Historically, Aristotle divided animals into those with blood and those without. In modern times, the biological classification of animals relies on advanced techniques, such as molecular phylogenetics, which are effective at demonstrating the evolutionary relationships between taxa. Humans make use of many animal species, such as for food (including meat, milk and eggs) for materials (such as leather and wool), as pets and as working animals including for transport. Dogs have been used in hunting, as have birds of prey, while many terrestrial and aquatic animals were hunted for sports. Nonhuman animals have appeared in art from the earliest times and are featured in mythology and religion.

All animals are composed of cells, surrounded by a characteristic extracellular matrix composed of collagen and elastic glycoproteins. During development, the animal extracellular matrix forms a relatively flexible framework upon which cells can move about and be reorganized, making the formation of complex structures possible. This may be calcified, forming structures such as shells, bones, and spicules. In contrast, the cells of other multicellular organisms (primarily algae, plants and fungi) are held in place by cell walls and so develop by progressive growth. Animal cells uniquely possess the cell junctions called tight junctions, gap junctions and desmosomes.

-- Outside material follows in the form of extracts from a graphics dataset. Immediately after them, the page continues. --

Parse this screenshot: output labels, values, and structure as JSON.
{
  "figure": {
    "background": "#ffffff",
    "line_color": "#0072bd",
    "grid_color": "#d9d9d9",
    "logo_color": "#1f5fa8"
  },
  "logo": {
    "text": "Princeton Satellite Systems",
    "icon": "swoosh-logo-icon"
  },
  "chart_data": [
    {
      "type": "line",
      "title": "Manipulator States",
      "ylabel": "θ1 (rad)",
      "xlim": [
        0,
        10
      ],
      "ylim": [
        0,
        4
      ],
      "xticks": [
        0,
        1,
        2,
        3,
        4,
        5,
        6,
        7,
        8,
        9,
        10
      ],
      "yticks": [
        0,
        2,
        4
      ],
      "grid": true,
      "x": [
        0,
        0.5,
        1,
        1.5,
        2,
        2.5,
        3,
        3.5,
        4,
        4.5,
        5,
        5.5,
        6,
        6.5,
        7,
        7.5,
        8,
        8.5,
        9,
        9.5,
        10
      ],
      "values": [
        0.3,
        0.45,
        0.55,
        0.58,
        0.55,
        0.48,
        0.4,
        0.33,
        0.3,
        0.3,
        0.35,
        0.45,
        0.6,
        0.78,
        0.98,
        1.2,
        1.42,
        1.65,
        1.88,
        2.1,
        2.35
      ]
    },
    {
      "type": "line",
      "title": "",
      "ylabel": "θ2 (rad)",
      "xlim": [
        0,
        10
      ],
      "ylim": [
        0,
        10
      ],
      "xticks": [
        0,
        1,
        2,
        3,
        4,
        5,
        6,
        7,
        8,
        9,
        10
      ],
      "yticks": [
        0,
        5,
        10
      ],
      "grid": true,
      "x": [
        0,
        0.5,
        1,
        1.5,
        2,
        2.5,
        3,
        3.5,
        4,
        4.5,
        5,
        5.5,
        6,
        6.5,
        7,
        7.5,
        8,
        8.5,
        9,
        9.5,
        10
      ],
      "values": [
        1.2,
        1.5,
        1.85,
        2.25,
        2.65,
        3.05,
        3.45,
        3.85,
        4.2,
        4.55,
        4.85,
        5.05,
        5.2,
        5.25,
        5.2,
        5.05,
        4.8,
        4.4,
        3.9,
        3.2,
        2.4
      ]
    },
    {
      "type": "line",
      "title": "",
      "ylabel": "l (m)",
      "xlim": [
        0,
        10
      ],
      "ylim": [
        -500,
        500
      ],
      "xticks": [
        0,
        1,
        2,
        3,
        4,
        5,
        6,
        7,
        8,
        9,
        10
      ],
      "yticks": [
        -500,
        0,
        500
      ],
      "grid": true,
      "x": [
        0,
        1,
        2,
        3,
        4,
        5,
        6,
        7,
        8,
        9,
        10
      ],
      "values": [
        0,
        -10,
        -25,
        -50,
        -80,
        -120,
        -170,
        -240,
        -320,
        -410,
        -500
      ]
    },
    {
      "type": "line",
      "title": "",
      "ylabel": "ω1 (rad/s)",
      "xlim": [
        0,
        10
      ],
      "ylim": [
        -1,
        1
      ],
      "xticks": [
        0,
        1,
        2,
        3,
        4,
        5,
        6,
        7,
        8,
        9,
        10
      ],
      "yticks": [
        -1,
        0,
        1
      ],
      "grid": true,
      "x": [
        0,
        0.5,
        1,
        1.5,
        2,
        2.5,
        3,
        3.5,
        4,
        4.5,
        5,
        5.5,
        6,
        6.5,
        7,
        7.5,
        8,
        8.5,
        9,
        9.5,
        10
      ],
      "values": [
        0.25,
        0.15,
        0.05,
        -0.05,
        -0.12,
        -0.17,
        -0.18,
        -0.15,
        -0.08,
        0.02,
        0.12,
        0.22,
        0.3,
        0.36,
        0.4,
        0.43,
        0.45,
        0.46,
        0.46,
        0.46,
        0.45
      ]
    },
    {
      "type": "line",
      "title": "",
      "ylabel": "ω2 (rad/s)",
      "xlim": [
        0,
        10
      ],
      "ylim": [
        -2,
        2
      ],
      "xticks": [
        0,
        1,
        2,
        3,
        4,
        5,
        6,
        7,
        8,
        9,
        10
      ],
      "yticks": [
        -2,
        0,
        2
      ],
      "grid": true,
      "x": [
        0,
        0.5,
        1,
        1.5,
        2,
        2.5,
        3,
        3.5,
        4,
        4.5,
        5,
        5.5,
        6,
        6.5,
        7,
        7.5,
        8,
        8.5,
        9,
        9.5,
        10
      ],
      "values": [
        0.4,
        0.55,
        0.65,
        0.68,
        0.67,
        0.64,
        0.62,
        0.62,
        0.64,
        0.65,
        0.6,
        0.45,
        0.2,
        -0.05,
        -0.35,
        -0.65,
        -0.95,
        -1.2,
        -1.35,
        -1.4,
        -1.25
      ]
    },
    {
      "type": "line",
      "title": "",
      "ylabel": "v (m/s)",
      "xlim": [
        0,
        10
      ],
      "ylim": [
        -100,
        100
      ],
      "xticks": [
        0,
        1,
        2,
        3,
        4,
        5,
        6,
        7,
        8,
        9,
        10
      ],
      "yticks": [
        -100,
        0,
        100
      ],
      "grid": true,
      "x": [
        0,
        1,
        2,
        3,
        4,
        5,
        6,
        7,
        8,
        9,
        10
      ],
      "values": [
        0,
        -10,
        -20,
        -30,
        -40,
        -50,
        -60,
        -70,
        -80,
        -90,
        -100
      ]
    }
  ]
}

With few exceptions in particular, the sponges and placozoans animal bodies are differentiated into tissues. These include muscles, which enable locomotion and nerve tissues, which transmit signals and coordinate the body. Typically, there is also an internal digestive chamber with either one opening or two openings. Animals are categorized into ecological groups depending on how they obtain or consume organic material, including carnivores, herbivores, omnivores, detritivores and parasites. Interactions between animals form complex food webs. In carnivorous or omnivorous species, predation is a consumer resource interaction where a predator feeds on another organism. Selective pressures imposed on one another lead to an evolutionary arms race between predator and prey, resulting in various anti-predator adaptations. Almost all multicellular predators are animals. Some consumers use multiple methods; for example, in parasitoid wasps, the larvae feed on the hosts' living tissues, killing them in the process but the adults primarily consume nectar from flowers. Other animals may have very specific feeding behaviors, such as hawksbill sea turtles primarily eating sponges. Most animals rely on the biomass and energy produced by plants through photosynthesis. Herbivores eat plant material directly, while carnivores and other animals on higher trophic levels typically acquire it indirectly by eating other animals. Animals oxidize carbohydrates, lipids, proteins and other biomolecules, which allows the animal to grow and to sustain biological processes such as locomotion. Animals living close to hydrothermal vents and cold seeps on the dark sea floor consume organic matter of archaea and bacteria produced in these locations through chemosynthesis. Animals originally evolved in the sea. Lineages of arthropods colonized land around the same time as land plants, probably between 510 and 471 million years ago during the Late Cambrian or Early Ordovician. Vertebrates such as the lobe-finned fish Tiktaalik started to move on to land in the late Devonian, about 375 million years ago. Animals occupy virtually all of earth's habitats and microhabitats, including salt water, hydrothermal vents, fresh water, hot springs, swamps, forests, pastures, deserts, air and the interiors of animals, plants, fungi and rocks.